L’organizzazione dell’Ulss 20.
«Negli anni l’assetto si è molto modificato, oggi abbiamo un rapporto di condivisione con i centri di servizi», afferma Maria Giuseppina Bonavina, direttore generale dell’Ulss 20 che ha sede in via Valverde. «Sul territorio ci sono 2.476 posti letto accreditati, di cui 450 per il livello di assistenza più elevato», prosegue, «mentre possiamo raggiungere un tetto di 1.907 impegnative di primo livello e di 365 di secondo». Ad oggi quelle coperte per il primo livello sono 1.864.
L’Ulss sta cercando di articolare l’offerta favorendo la riconversione di parti delle case di riposo. Ad esempio a Tregnago, nel distretto quattro. «Qui abbiamo concluso la sperimentazione di 15 posti letto di ospedale di comunità», spiega il dg, «ovvero una struttura che consente il controllo del paziente con un’assistenza intermedia tra il ricovero ospedaliero e il passaggio all’Rsa riabilitativa. Abbiamo stabilito che lo standard minimo, anche per garantire la sostenibilità economica, è di 24 letti. A Tregnago ne avremo presto 30». Le schede ospedaliere ne indicano 112 per tutta l’Ulss. «Ci stiamo lavorando, li avremo tutti attivi, anche per la città, da settembre».
Le altre riconversioni sono gli hospice e i reparti per gli stati vegetativi. Esistono a Marzana (14 letti di hospice e sei per gli stati vegetativi) e a Cologna Veneta: rispettivamente sette e cinque letti. È stata appena avviata una sperimentazione per rispondere agli stadi avanzati della Sla, quando diventano necessarie cure palliative, fino ad oggi sviluppate solo per l’oncologia.

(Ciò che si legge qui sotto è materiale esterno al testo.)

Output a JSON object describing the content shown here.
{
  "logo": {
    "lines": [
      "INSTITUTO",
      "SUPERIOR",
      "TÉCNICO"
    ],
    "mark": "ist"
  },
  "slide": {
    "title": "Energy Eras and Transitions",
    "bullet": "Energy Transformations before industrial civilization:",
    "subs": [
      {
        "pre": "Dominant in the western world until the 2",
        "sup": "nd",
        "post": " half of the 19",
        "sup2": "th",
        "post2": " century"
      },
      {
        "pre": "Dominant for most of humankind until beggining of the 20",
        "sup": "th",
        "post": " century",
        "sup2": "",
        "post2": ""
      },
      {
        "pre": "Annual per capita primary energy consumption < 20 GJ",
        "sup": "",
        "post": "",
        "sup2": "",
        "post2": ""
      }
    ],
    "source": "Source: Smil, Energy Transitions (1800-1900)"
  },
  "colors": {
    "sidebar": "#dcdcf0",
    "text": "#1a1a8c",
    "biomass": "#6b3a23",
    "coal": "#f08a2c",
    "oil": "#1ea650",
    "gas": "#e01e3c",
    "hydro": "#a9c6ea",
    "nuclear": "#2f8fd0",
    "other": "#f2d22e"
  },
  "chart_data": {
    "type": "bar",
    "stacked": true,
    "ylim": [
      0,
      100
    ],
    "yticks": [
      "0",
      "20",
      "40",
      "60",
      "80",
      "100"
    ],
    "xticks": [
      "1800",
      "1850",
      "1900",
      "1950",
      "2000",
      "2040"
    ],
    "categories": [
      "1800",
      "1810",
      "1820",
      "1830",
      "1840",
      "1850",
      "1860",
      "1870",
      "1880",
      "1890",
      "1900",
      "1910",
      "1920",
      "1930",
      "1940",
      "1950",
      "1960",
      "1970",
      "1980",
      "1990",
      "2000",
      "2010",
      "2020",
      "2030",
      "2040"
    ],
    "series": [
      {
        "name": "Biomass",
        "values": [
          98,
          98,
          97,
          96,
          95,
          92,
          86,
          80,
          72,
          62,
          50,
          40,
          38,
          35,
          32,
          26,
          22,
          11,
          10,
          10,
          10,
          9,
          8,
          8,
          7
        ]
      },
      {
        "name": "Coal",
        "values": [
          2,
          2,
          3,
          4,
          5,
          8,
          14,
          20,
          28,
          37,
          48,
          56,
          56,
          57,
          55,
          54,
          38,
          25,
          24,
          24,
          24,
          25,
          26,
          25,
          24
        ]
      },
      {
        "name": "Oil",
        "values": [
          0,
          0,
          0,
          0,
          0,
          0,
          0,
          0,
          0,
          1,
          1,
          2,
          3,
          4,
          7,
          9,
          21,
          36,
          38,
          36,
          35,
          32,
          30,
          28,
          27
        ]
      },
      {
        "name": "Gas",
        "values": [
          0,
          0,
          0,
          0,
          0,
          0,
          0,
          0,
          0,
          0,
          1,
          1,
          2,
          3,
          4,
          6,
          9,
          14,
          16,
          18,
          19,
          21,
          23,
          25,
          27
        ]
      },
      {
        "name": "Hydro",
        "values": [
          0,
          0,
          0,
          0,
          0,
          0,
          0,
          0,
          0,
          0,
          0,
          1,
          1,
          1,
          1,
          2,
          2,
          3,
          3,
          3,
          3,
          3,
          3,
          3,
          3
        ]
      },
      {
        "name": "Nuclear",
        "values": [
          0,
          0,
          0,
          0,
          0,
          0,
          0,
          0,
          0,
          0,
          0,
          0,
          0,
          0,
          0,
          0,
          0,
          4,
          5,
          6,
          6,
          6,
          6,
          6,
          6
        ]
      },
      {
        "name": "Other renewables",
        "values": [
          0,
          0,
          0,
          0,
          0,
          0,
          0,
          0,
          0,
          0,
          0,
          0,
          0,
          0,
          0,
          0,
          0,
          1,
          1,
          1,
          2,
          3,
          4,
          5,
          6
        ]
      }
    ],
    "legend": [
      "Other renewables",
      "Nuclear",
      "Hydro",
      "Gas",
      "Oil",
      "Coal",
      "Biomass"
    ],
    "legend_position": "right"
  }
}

Tutto questo basta? Come numeri sì. «Le nostre 2.476 impegnative sono di più di quelle attivate in Sicilia per tutta la Regione», sottolinea il dottor Roberto Borin, coordinatore dei quattro distretti dell’Ulss, «e il meccanismo delle liste d’attesa funziona abbastanza bene. Se si perde qualche giorno prima di riassegnare un’impegnativa è perché spesso le persone fanno domanda di accesso alla casa di riposo in via cautelativa e quando il posto si libera, capita che dobbiamo chiamare anche 10 persone in graduatoria prima di trovare chi è pronto ad andare».
È la risposta sull’assistenza medio grave che non è adeguata. «Sempre più spesso gli anziani hanno pluripatologie, ci si confronta con cronicità problematiche: in questo quadro servirebbe rivedere il sistema delle impegnative a vantaggio di quelle di secondo livello, anche arrivando a rovesciare il rapporto», conclude il dg Bonavina. Ma questo è un capitolo da aprire con Venezia.